If you have ever seen the error "Access to fetch has been blocked by CORS policy" in your browser console, you are not alone. CORS is one of the most frequently encountered — and misunderstood — concepts in web development. This guide explains what CORS is, why it exists, and how to configure it properly so your APIs and frontends work together seamlessly.
What Is CORS and Why Does It Exist
Cross-Origin Resource Sharing (CORS) is a browser security mechanism that controls which domains can make requests to your server. By default, browsers enforce the Same-Origin Policy, which prevents a webpage at one domain from making requests to a different domain. This protects users from malicious sites that might try to steal data from APIs they are authenticated with.

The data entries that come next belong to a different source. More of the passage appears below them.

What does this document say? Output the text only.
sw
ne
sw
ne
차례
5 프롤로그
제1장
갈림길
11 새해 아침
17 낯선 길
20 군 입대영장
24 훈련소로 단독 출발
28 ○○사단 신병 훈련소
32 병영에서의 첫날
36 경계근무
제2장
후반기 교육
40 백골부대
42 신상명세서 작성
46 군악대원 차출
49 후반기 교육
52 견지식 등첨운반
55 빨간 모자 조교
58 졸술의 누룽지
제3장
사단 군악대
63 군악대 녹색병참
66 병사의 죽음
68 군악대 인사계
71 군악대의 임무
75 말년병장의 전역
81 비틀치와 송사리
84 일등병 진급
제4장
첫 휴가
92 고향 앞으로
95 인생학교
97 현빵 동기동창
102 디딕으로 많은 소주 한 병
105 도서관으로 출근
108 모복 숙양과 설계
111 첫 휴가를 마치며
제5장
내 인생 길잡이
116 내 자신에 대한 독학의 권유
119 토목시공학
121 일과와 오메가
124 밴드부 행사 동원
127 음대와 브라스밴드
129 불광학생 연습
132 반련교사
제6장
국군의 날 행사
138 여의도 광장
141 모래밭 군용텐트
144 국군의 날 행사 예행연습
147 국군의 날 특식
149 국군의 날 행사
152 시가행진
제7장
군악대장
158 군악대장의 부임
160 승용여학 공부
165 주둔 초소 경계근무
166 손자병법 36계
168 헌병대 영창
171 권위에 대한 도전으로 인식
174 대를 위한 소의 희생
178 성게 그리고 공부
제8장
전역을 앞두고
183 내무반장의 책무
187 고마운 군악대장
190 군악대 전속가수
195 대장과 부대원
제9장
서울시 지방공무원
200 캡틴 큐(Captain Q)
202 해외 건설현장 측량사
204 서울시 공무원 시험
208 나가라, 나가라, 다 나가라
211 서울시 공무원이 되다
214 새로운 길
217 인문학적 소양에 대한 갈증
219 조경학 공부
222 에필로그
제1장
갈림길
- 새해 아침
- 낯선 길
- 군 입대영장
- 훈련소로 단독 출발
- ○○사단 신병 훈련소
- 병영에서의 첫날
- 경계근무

CORS relaxes this restriction in a controlled way. When your frontend at app.example.com needs to call an API at api.example.com, the browser sends a CORS request and checks whether the server explicitly permits that origin. If it does, the request proceeds. If not, the browser blocks it — even though the server may have already processed and responded to the request.
How CORS Works
CORS operates through HTTP headers. The key headers involved are:
- Access-Control-Allow-Origin: Specifies which origins are permitted. This can be a specific domain or a wildcard (*), though wildcards cannot be used with credentialled requests.
- Access-Control-Allow-Methods: Lists the HTTP methods (GET, POST, PUT, DELETE) the server accepts from cross-origin requests.

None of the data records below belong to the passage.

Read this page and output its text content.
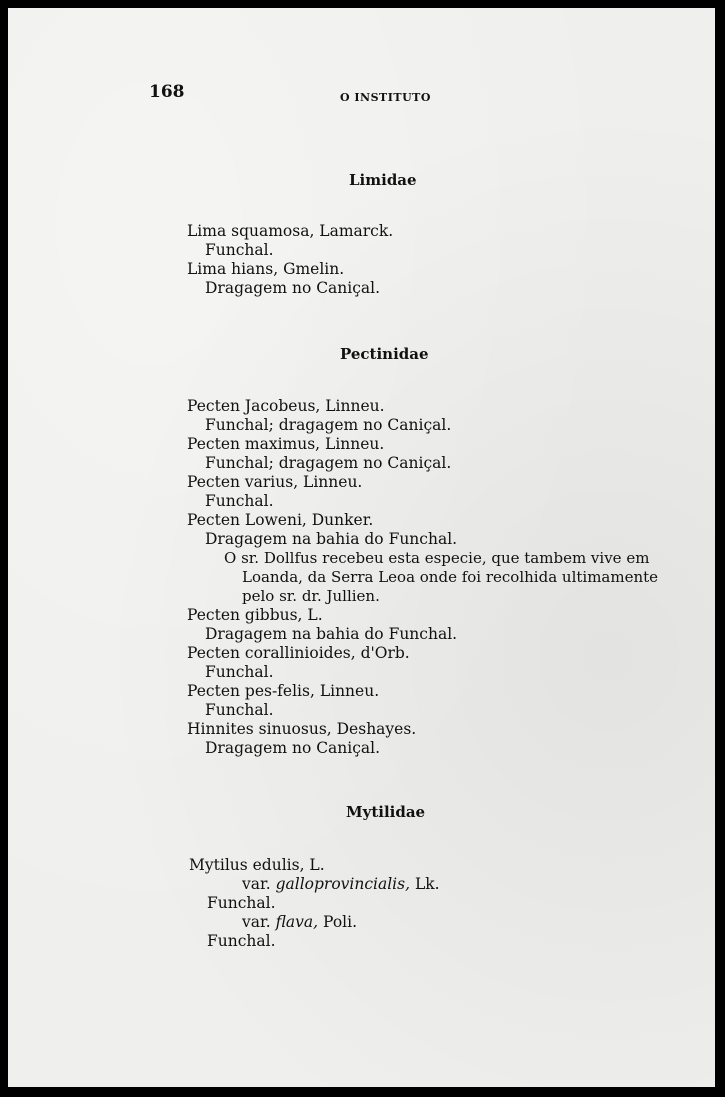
168	O INSTITUTO
Limidae
Lima squamosa, Lamarck.
Funchal.
Lima hians, Gmelin.
Dragagem no Caniçal.
Pectinidae
Pecten Jacobeus, Linneu.
Funchal; dragagem no Caniçal.
Pecten maximus, Linneu.
Funchal; dragagem no Caniçal.
Pecten varius, Linneu.
Funchal.
Pecten Loweni, Dunker.
Dragagem na bahia do Funchal.
O sr. Dollfus recebeu esta especie, que tambem vive em
Loanda, da Serra Leoa onde foi recolhida ultimamente
pelo sr. dr. Jullien.
Pecten gibbus, L.
Dragagem na bahia do Funchal.
Pecten corallinioides, d'Orb.
Funchal.
Pecten pes-felis, Linneu.
Funchal.
Hinnites sinuosus, Deshayes.
Dragagem no Caniçal.
Mytilidae
Mytilus edulis, L.
var. galloprovincialis, Lk.
Funchal.
var. flava, Poli.
Funchal.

- Access-Control-Allow-Headers: Specifies which custom headers the client is allowed to send, such as Authorization or Content-Type.
- Access-Control-Max-Age: Tells the browser how long to cache the preflight response, reducing the number of OPTIONS requests sent.
Preflight Requests
For requests that are not "simple" — those using methods other than GET, HEAD, or POST, or including custom headers — the browser sends a preflight OPTIONS request before the actual request. This preflight asks the server whether the real request will be allowed. Only if the server responds with the appropriate CORS headers does the browser proceed with the actual request.
Preflight requests can add latency to your API calls if not handled efficiently. Setting a generous Access-Control-Max-Age header (such as 86400 seconds for 24 hours) allows browsers to cache the preflight response and skip subsequent OPTIONS requests for the same endpoint.
Common Mistakes and Fixes
The most frequent CORS mistake is setting Access-Control-Allow-Origin: * while also trying to send cookies or authentication headers. The browser will reject this combination. If you need credentials, you must specify the exact origin and set Access-Control-Allow-Credentials: true.
Another common issue is forgetting to handle the OPTIONS preflight method in your server routing. Many frameworks require explicit route handlers for OPTIONS, or a middleware that intercepts preflight requests before they reach your application logic. In Express.js, the cors npm package handles this automatically. In Laravel, the built-in CORS middleware covers it.
CORS in Production
In production, always whitelist specific origins rather than using wildcards. Maintain an environment-based list of allowed origins and validate incoming requests against it. This approach is more secure and allows you to support multiple frontends (staging, production, preview deployments) without opening your API to the entire internet.
At Born Digital, we configure CORS as part of our standard API setup process. Getting it right from the start avoids frustrating debugging sessions later and ensures your frontend and backend communicate securely across origins. If you are struggling with CORS errors in your project, the fix is almost always a server-side configuration change — not a frontend workaround.